Pleasure Meter

The Pleasure Meter is a good activity to start discussion early in a program, but not right at the beginning. It acquaints participants with each other, indicates preferences and lets us find out about the other members of our group. It can help you learn about the participants and may help your group define sexual behavior. As you discuss pleasure and then sex, encourage the group to include sex by yourself as sex, discuss roadblocks like health, culture, shame and religion.

Pleasure Meter

Pleasure Meter

With one Raccoon Circle, make an arc shape like the one shown here. This is your pleasure meter. Ask participants to stand along the edge of the meter, at the position that best relates to them. For example, the amount of pleasure that you have right now could be just like a gas tank gauge (empty, half a tank, full). Then have them move along the edge according to the amount of pleasure the following types of people “should have;” you don’t need to do all of them.

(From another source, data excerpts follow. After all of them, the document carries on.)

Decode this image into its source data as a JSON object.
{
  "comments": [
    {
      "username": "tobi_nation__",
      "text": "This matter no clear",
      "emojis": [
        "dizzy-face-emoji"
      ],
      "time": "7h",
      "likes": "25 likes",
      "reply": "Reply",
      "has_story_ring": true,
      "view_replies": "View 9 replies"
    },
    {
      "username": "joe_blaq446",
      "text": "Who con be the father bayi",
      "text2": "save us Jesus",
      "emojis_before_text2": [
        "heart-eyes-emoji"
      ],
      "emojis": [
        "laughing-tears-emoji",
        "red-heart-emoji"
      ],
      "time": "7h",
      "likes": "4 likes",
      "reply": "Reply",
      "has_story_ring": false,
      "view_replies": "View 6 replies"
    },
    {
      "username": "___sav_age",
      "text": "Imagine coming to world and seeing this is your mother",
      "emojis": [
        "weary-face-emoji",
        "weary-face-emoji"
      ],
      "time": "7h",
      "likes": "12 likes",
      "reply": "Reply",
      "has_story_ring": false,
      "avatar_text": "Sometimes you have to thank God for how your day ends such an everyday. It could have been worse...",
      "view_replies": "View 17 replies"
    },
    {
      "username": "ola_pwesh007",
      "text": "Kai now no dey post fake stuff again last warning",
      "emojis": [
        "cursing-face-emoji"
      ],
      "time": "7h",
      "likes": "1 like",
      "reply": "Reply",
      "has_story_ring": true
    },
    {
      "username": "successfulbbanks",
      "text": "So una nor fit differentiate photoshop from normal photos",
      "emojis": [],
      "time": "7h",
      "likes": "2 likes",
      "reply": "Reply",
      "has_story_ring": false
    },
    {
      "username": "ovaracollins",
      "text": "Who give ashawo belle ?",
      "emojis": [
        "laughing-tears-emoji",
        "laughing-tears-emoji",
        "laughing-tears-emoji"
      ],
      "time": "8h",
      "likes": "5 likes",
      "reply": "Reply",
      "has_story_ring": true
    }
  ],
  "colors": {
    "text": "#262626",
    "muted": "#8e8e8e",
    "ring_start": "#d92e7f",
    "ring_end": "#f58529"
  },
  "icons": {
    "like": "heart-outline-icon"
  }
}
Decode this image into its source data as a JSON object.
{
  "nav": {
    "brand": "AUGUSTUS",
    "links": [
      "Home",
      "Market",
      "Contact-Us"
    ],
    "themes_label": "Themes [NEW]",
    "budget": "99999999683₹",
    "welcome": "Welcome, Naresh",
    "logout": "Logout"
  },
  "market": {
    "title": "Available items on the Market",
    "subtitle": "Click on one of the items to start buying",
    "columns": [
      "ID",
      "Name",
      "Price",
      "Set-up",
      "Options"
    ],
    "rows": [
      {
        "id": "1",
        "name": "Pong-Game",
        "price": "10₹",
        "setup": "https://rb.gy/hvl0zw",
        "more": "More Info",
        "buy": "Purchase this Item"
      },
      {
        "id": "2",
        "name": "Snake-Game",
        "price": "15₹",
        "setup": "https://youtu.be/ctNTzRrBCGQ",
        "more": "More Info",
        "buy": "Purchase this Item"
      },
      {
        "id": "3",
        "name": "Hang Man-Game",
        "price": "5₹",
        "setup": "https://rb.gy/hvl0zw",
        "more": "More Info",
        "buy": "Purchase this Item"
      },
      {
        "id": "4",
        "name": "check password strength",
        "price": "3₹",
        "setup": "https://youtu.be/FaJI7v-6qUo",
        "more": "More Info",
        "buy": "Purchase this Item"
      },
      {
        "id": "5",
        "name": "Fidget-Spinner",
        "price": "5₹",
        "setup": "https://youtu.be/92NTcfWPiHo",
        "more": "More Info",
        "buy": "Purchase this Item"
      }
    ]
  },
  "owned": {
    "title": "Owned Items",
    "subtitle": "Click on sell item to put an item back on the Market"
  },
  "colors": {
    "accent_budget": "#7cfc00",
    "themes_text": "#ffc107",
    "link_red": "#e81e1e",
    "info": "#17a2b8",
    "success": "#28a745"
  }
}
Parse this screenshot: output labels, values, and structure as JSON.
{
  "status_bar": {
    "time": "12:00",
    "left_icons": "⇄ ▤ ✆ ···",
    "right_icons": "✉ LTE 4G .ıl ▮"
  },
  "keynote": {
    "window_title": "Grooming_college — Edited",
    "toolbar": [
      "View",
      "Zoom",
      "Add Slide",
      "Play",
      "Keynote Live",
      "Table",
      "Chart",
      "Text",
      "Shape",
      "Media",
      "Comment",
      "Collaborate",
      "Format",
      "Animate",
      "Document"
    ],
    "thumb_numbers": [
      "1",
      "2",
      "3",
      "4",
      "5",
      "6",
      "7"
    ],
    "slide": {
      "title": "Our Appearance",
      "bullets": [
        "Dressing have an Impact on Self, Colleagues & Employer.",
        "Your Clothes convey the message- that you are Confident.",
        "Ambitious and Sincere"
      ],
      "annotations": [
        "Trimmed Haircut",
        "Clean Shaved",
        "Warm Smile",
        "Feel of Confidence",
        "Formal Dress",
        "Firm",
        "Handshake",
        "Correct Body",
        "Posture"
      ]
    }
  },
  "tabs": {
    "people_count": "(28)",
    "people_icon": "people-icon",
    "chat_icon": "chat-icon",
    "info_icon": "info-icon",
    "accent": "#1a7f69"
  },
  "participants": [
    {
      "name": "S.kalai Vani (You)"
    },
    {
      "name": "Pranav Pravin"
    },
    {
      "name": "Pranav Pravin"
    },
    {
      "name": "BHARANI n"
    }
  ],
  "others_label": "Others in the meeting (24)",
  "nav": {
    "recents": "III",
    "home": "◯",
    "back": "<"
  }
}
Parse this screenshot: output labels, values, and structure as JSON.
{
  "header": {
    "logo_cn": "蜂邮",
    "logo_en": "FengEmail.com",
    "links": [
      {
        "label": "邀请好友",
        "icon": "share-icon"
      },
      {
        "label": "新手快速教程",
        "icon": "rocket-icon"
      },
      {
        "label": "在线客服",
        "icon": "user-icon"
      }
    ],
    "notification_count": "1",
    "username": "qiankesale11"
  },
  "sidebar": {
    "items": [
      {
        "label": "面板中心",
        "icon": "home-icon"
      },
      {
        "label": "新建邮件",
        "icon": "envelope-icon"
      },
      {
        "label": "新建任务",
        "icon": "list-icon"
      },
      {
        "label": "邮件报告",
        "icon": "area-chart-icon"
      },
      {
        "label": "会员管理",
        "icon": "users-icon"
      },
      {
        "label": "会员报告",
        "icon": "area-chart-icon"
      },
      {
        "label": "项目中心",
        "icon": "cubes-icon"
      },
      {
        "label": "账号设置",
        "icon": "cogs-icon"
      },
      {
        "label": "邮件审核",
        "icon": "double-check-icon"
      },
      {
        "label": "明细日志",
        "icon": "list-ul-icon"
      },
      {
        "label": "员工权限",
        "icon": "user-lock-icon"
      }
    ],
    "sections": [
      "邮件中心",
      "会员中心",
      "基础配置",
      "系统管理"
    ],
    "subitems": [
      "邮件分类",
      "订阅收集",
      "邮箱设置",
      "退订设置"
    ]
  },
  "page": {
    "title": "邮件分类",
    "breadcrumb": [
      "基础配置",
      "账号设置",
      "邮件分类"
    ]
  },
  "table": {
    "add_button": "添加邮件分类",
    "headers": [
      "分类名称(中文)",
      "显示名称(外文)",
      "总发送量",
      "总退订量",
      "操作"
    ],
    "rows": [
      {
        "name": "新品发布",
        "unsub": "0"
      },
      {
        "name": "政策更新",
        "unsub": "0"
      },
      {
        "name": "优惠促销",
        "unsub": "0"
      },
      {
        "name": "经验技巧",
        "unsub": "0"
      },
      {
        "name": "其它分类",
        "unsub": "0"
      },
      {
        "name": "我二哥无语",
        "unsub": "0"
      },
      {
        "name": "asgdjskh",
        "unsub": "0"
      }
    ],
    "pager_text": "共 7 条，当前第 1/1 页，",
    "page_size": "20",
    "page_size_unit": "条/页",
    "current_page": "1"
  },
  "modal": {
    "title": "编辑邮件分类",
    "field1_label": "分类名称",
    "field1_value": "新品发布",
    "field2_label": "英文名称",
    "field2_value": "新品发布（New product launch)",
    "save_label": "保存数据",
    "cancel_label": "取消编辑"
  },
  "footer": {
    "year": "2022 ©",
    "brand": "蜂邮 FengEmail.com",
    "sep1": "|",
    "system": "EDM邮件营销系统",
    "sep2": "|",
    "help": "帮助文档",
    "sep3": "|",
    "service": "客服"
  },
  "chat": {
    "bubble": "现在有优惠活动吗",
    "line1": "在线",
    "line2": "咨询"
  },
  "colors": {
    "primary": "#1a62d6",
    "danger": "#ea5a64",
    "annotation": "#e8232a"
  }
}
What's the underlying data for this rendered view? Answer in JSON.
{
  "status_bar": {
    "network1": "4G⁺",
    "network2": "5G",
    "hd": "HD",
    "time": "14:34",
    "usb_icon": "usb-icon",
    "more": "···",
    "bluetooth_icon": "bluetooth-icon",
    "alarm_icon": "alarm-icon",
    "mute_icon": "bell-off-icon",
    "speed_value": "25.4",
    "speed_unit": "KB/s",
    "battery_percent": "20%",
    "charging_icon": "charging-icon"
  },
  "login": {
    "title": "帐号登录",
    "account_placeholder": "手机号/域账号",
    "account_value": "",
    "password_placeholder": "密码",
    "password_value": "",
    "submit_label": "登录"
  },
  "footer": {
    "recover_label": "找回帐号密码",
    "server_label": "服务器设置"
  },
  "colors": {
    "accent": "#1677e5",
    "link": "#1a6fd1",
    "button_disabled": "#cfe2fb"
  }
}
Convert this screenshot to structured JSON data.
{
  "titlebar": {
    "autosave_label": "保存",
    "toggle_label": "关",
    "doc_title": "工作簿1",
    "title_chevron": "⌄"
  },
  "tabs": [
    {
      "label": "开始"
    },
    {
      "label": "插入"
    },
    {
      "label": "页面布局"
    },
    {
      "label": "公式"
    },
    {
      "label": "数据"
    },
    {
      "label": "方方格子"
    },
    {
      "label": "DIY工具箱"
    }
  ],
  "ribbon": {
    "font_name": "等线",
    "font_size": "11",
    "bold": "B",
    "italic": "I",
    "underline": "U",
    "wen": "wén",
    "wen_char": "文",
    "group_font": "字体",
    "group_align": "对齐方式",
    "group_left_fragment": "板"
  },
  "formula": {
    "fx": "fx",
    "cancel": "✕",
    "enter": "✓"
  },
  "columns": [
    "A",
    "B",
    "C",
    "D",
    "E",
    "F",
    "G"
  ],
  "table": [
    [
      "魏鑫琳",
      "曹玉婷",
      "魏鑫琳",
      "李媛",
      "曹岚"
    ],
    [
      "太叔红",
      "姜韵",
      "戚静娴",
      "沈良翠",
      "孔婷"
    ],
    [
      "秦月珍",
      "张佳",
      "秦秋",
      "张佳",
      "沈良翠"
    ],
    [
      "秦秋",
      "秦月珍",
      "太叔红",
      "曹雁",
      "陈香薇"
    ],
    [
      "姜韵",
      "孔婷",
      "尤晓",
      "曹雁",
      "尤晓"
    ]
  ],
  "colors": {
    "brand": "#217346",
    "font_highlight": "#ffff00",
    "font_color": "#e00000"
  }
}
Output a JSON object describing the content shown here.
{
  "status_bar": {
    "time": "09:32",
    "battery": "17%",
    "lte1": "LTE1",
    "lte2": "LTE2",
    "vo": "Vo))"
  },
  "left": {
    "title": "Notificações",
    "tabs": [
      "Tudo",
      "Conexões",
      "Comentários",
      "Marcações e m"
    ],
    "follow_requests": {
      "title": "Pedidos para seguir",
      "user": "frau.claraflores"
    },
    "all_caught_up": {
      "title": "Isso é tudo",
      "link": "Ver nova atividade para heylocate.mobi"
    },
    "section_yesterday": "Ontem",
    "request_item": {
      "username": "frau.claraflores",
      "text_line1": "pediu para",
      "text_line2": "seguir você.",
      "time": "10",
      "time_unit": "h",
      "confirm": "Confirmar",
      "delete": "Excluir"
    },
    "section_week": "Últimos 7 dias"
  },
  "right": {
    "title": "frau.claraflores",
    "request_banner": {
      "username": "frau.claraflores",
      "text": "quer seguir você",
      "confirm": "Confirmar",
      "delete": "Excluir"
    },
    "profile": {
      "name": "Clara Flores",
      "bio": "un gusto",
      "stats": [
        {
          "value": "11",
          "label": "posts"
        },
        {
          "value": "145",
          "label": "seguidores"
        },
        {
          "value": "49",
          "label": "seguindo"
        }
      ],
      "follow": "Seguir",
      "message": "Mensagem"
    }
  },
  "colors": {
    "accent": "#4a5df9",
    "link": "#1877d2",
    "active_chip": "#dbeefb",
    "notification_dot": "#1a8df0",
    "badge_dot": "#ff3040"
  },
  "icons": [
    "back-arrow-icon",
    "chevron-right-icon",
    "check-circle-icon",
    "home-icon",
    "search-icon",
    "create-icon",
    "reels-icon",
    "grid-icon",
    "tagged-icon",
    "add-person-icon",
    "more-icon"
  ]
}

And don’t define “pleasure.”

  • Infant
  • Toddler
  • Pre-school-age child
  • Kindergartner
  • Grade school student
  • Child with ADD
  • Someone in a wheelchair
  • Middle school student
  • High school student
  • College student
  • Someone in their 20’s
  • Pregnant woman
  • People in their 30’s and 40’s
  • Retired people
  • People in nursing homes
  • Octogenarians
  • Geezers

As the group arranges itself along the meter, ask them questions about:

  • What are you thinking about when I say pleasure?
  • What are some roadblocks to feeling pleasure?
  • Where do you get pleasure?
  • Why do red flags go up when we connect pleasure with certain groups?
  • How do you define pleasure?
  • Think of an activity you consider pleasurable–would you answer the phone when you are doing this activity?
  • What would you put on a “Pleasure Menu?”